I admit there is some biblical basis for the idea. The fire is described as eternal and unquenchable, because it can’t be put out: It’s a fire no one can survive. Plus it’s also hard to imagine living happily forever with God, yet knowing family members and loved ones are meanwhile roasting in torment.
But there are plenty of scriptures which indicate an eternal existence in the fire. Not just for the devil, but the devil’s followers, both witting and unwitting.
Universalism. It comes in a lot of varieties, but basically it’s the idea everyone, universally, winds up in heaven.
How’s that work? Well, some universalists believe all the bible passages about hell are myths. Or that God will forgive everyone and let ’em into the Kingdom regardless. Or the burning pool is temporary: People can leave as soon as they come to their senses and repent. (Like C.S. Lewis taught in The Great Divorce.) Or the burning pool is like prison, but everyone gets released once they serve their time.
Yeah, I like the idea of everyone eventually repenting. But I doubt it, human nature being what it is. The other possibility—that God just lets everyone into the Kingdom, either at the End, or after time serviced—also makes heaven much less heavenly: If you don’t want to be there, in what way is it heaven for you? Or will God delete our free will and make us all enjoy heaven, and behave ourselves? You see, universalism creates just as many problems as it solves.
Free will. This belief (honestly, my favorite) reminds us people have free will: We’re given plenty of chances to follow Jesus, whether we know it’s him or not. Ultimately we choose whether to live with God in heaven, or take our chances in the lake. So the torment isn’t so much God’s punishment for sinners: It’s what sinners choose for themselves. Like the line John Milton put in Satan’s mouth in Paradise Lost, “Better to reign in hell, than serve in heaven.” ]263]
The main flaw in the free-will argument is this: If “the door to hell is locked on the inside,” as it’s said, it works both ways. If people chose torment, what’s to say that years (or billions of years) hence they might not choose again, and choose heaven? And thus you have another form of universalism. The burning pool has a revolving door, so to speak.
As in The Great Divorce. Christians love that book because we like Lewis’s descriptions of the sort of people who would choose hell. But we dismiss the ramifications of people being able to choose heaven after they die.
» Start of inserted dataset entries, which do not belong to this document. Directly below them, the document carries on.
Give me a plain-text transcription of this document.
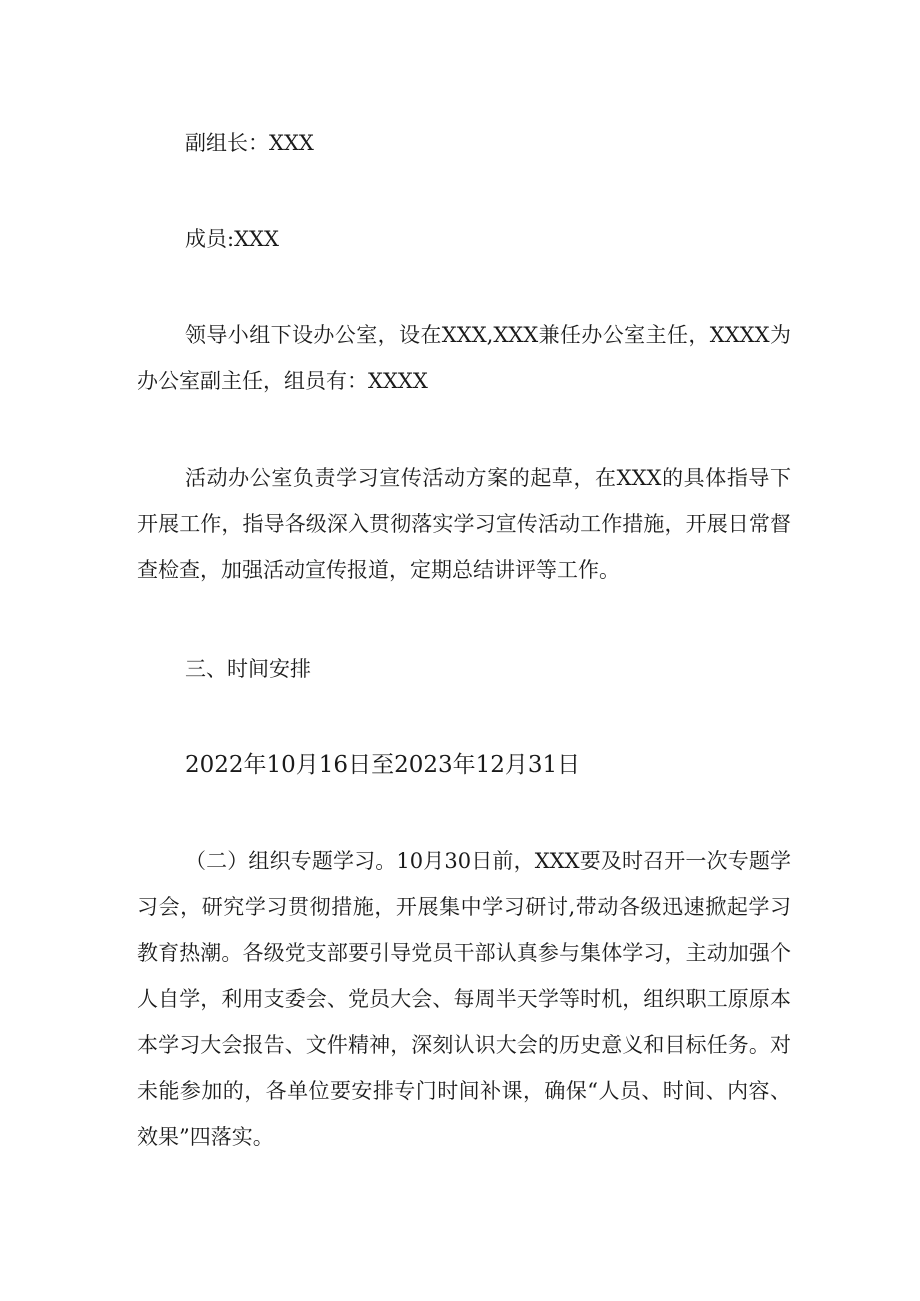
副组长：XXX
成员:XXX
领导小组下设办公室，设在XXX,XXX兼任办公室主任，XXXX为办公室副主任，组员有：XXXX
活动办公室负责学习宣传活动方案的起草，在XXX的具体指导下开展工作，指导各级深入贯彻落实学习宣传活动工作措施，开展日常督查检查，加强活动宣传报道，定期总结讲评等工作。
三、时间安排
2022年10月16日至2023年12月31日
（二）组织专题学习。10月30日前，XXX要及时召开一次专题学习会，研究学习贯彻措施，开展集中学习研讨,带动各级迅速掀起学习教育热潮。各级党支部要引导党员干部认真参与集体学习，主动加强个人自学，利用支委会、党员大会、每周半天学等时机，组织职工原原本本学习大会报告、文件精神，深刻认识大会的历史意义和目标任务。对未能参加的，各单位要安排专门时间补课，确保“人员、时间、内容、效果”四落实。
If you jumped to the “conclusions” part ’cause you’re hoping I’ll summarize all the wordy theology above, then tell you what to think, you don’t know me very well.
Instead I remind you: The focus of Christianity is the Kingdom. Not hell, nor avoiding hell, or having “afterlife insurance,” or “eternal fire insurance,” as one of my former pastors jokingly called it. The focus of the gospel is not on dodging hell by attaining heaven. It is not carrot-and-stick. It is all carrot. Yeah, there’s a stick, but it’s not there to motivate us to follow Jesus. It’s there to motivate us to preach the gospel to the lost before the stick hits them.
The Christians who focus on hell are the Christians who don’t appreciate the Kingdom, or even know the gospel is about the Kingdom. (’Cause they’ve been taught it’s about dodging hell.) For them, preaching hellfire seems to work, and it’s far easier to bash evil than preach sanctification, so they’ll stick to hellfire. It’s a very unhealthy way to look at God, and it produces lousy fruit.
We should know about hell, but since we’re not destined to dwell in it, there’s no reason to dwell on it.